US department store giant Sears has filed for chapter 11 bankruptcy protection, after struggling with debts and losses in the American retail market.
The business operates 700 stores in the US, and has filed for bankruptcy protection with a court in New York, aiming to use the measure to cut debts and continue trading over the US holiday period of Thanksgiving. Sears will close 142 of its stores in an effort to reduce costs.
Parent company Sears Holdings also owns the US retailer Kmart, and in a statement the business said both retailers would continue trading in stores and online. It intends to continue to pay all employee wages and suppliers for services up to the date of the filing.
Over the past five years the company is reported to have lost around $5.8bn (£4.42bn), and closed over a thousand stores in the last decade, as it battled to compete with the rise of ecommerce. It is thought to have had a debt payment of $134m (£102m) due today (15 October).
Commenting on the announcement in a statement, Edward Lampert, chairman of Sears Holdings, said: “Over the last several years, we have worked hard to transform our business and unlock the value of our assets.
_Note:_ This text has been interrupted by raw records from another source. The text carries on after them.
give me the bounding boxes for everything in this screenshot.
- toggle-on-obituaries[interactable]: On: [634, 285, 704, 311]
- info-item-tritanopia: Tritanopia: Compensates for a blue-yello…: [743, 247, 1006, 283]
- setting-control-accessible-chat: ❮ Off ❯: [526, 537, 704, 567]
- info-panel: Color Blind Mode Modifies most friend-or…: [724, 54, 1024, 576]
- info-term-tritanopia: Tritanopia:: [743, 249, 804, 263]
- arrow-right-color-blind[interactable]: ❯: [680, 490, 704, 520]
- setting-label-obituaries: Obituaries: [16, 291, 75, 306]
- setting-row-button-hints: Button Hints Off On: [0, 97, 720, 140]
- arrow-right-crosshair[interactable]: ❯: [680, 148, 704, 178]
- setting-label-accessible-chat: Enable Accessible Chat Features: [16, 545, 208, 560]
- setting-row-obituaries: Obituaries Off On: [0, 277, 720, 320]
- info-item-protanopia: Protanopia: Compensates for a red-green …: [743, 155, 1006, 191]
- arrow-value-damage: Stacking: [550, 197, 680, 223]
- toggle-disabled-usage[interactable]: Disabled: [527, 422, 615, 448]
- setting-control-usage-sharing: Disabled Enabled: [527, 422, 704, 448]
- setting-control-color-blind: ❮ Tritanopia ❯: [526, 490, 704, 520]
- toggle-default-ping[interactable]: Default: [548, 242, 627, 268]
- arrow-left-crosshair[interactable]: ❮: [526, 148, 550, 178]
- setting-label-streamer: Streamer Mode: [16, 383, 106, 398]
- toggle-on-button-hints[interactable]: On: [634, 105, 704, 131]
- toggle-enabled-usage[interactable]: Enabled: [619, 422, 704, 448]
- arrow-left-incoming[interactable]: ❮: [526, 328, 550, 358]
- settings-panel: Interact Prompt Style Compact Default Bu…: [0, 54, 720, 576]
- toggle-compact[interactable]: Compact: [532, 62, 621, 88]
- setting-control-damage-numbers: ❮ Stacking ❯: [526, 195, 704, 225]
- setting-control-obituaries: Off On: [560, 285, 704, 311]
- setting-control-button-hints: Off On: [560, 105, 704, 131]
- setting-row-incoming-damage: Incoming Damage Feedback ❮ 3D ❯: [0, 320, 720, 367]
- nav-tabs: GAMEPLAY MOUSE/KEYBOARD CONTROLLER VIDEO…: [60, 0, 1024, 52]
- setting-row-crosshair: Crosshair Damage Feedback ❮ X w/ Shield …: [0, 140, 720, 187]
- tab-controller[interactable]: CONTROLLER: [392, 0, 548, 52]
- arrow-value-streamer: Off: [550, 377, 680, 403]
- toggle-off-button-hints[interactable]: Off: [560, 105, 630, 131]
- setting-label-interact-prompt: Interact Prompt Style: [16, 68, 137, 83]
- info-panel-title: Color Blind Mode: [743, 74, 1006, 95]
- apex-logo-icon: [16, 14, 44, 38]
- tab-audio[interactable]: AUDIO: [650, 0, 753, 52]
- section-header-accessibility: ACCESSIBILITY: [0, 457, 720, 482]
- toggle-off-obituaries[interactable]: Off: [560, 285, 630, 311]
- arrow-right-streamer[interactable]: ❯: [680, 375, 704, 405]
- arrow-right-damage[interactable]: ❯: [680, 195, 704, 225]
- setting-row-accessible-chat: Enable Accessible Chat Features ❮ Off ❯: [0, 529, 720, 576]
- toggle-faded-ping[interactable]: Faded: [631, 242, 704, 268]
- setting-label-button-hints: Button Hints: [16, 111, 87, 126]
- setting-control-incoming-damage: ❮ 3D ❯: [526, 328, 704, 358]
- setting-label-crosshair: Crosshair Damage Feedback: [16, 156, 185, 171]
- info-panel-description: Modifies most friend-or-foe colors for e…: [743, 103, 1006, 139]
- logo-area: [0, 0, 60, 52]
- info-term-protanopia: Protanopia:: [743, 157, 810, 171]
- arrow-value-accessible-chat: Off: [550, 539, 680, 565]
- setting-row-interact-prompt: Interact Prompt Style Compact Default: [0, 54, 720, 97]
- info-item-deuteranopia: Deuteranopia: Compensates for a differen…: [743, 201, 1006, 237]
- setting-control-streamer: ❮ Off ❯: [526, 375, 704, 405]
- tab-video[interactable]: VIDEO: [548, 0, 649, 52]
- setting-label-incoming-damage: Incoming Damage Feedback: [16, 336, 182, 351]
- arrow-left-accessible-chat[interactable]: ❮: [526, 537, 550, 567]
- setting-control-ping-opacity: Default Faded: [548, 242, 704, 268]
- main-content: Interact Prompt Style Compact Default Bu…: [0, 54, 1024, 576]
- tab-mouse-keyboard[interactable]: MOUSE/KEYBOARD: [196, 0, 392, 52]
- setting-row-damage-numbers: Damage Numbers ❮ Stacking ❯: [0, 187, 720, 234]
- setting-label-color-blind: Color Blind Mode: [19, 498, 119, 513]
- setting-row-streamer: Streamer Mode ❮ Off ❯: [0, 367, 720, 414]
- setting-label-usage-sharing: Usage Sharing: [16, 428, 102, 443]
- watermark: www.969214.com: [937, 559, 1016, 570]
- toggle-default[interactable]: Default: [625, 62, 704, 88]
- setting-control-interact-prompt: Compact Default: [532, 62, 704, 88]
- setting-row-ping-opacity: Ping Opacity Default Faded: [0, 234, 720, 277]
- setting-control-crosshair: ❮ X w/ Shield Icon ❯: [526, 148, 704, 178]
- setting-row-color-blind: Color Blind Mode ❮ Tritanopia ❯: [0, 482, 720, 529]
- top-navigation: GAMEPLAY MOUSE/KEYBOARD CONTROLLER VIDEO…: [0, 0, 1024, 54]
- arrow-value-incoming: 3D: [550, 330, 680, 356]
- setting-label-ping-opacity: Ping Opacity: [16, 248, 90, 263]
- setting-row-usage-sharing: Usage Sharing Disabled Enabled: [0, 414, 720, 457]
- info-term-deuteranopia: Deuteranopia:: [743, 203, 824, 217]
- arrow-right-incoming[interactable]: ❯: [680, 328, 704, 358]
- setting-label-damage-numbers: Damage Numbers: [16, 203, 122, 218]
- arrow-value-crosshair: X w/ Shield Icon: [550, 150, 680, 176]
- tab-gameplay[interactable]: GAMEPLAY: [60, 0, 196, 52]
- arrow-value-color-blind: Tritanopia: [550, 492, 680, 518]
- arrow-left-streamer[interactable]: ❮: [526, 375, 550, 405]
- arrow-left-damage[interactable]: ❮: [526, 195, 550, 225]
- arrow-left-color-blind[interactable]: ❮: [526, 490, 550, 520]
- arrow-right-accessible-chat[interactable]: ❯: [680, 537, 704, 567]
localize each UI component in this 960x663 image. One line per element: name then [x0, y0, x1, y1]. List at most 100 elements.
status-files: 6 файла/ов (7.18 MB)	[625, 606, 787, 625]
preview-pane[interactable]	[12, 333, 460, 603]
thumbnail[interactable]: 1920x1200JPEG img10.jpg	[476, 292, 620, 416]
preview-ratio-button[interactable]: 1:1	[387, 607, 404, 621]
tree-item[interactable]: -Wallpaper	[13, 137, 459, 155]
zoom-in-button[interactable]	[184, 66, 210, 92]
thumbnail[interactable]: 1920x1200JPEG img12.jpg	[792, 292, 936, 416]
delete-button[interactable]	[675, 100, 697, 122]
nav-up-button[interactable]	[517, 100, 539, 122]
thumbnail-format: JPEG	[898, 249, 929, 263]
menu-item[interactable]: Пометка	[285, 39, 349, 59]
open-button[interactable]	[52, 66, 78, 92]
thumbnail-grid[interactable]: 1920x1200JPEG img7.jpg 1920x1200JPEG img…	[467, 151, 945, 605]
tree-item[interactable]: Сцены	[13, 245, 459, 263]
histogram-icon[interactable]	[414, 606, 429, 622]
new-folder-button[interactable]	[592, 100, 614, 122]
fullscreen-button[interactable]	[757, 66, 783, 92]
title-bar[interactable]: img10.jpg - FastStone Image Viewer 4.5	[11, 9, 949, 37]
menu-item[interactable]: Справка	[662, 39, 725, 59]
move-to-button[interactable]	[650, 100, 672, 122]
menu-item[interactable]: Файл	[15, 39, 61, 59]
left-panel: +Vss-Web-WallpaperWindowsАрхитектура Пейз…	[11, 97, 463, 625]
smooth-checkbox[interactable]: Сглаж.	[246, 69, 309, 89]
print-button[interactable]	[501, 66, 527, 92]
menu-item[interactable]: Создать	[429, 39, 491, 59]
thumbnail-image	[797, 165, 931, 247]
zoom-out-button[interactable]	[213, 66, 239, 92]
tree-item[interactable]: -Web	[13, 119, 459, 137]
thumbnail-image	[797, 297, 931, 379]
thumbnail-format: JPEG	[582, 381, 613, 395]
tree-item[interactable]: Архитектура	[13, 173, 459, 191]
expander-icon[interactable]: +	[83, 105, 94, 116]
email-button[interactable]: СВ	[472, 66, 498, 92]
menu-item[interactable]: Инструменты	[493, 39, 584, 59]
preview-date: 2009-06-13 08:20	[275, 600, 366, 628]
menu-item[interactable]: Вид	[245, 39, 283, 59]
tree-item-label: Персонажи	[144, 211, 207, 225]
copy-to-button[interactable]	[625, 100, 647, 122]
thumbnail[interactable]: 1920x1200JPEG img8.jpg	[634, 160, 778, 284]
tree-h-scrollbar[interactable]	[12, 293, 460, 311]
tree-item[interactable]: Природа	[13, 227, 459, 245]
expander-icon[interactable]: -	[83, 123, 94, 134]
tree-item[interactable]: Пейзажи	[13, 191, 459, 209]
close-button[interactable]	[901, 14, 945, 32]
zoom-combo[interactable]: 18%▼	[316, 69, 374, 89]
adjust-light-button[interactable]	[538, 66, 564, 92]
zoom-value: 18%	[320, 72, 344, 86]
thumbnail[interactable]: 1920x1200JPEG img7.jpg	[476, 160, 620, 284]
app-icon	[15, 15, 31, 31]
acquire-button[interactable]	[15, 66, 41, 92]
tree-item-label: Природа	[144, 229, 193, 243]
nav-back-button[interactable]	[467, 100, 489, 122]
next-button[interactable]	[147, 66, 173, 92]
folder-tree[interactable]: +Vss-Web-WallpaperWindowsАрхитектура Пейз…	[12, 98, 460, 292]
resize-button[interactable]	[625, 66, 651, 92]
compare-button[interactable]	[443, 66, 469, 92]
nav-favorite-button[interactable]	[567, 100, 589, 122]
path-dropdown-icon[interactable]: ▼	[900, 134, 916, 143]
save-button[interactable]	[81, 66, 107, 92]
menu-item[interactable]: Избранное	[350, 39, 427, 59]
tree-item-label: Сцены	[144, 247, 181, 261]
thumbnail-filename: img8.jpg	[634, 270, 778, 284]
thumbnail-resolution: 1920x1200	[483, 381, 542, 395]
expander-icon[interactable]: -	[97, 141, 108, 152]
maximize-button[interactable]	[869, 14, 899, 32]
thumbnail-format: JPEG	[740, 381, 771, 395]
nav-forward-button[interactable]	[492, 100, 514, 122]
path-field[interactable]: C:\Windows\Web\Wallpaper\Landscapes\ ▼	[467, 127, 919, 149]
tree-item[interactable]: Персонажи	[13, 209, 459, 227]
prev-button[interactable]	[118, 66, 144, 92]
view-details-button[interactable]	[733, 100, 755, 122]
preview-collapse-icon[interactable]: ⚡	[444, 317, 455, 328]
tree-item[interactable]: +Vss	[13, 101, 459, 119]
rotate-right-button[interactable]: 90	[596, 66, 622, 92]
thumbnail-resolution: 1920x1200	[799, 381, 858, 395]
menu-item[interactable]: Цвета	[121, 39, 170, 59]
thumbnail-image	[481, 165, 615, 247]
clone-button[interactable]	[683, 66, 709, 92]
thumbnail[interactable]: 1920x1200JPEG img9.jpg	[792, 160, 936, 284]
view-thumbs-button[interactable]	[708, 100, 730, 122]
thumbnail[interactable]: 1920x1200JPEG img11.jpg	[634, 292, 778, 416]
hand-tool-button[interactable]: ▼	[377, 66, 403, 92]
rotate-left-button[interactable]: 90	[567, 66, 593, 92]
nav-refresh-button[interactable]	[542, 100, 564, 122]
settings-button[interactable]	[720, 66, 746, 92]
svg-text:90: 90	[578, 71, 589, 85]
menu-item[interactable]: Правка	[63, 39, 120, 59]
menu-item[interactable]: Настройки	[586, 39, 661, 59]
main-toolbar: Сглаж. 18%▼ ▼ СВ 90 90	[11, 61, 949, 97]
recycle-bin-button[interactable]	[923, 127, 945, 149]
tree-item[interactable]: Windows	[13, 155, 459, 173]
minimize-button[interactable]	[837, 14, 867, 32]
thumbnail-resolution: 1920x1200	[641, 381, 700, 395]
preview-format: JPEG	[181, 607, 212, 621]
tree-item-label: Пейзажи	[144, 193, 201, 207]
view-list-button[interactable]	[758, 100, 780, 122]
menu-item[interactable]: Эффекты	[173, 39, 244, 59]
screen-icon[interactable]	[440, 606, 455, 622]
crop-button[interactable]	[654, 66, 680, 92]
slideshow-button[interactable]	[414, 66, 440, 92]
While we have made progress, the plan has yet to deliver the results we have desired, and addressing the company’s immediate liquidity needs has impacted our efforts to become a profitable and more competitive retailer.
The Chapter 11 process will give [Sears] Holdings the flexibility to strengthen its balance sheet, enabling the company to accelerate its strategic transformation, continue right sizing its operating model, and return to profitability. Our goal is to achieve a comprehensive restructuring as efficiently as possible, working closely with our creditors and other debtholders, and be better positioned to execute on our strategy and key priorities.”
Commenting on the news, Neil Saunders, managing director of GlobalData, flagged that the closure was disappointing, but not surprising. “That a storied retailer, once at the pinnacle of the industry, should collapse in such a shabby state of disarray is both terrible and scandalous in equal measure,” he said. “However, it is not surprising because this is a destination that Sears has been headed towards for many years, with virtually no serious attempt having ever been made to change the trajectory.”
“In our view there are a multitude of factors that have contributed to Sears’ demise, but foremost among them is management’s failure to understand retail and evolve Sears in a way that would have given the chain a fair chance of survival. Although the present leadership team needs to shoulder much of the responsibility, the missteps arguably go back to the 1980s when Sears became too diversified and lost the deftness that had once made it the world’s largest and most innovative retailer.”